For some years, Microsoft has (rightly) patched security holes in Windows and its various applications. One of the things that ‘broke’ several years ago as a result of these patches was the ability to send certain attachments such as Help files (CHMs) and executables (EXEs).
For the everyday user, this is ‘a good thing’. But for those of us who work in the software industry, it’s been nothing but a darned nuisance. It makes it difficult to send legitimate working files between workers in a company, telecommuting workers, contractors, and clients.
If this is a problem for you, there are a few ways you can overcome the problem:
- ZIP the file, though be aware that some versions of Outlook can look inside a ZIP file and still stop it getting through.
- Rename the file extension to something else. For example, if you have to send xyz.chm then rename it to xyz.txt or similar, and let the recipient know that they have to rename it back to xyz.chm when they save it locally.
- Set up Outlook to allow these files through. See http://www.slipstick.com/outlook/esecup/getexe.asp for the method to do this.

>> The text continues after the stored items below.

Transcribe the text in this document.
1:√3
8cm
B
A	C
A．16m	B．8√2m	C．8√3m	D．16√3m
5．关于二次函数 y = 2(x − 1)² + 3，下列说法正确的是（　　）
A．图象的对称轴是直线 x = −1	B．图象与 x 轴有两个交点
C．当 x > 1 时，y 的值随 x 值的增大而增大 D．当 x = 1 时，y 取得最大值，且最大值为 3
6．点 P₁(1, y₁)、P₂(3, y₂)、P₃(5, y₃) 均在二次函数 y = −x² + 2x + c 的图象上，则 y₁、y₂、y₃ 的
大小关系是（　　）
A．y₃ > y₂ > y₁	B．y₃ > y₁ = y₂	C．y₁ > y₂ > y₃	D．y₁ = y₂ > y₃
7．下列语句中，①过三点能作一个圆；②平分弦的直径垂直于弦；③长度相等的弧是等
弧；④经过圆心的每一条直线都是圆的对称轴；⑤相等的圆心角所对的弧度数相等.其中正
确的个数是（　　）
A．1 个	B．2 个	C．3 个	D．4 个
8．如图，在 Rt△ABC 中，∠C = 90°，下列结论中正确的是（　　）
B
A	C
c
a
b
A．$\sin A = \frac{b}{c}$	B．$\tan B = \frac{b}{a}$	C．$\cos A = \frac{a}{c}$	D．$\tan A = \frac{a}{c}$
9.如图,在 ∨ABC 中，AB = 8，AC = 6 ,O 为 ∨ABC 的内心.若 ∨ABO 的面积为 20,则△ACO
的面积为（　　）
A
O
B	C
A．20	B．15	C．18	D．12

It requires that you hack the registry.
- Send the file to a webmail account (like Gmail) that doesn’t require Outlook, then save the attachments from there.
- Use the file transfer facilities in instant messaging-type applications, such as Windows Messenger and Skype. The other advantage with these is that the file size is not restricted as it may be with your ISP’s email settings.
- For very large file, use a file ‘drop box’ service such as YouSendIt.
I’m bound to have missed something else equally simple, so feel free to add to this list in the Comments section.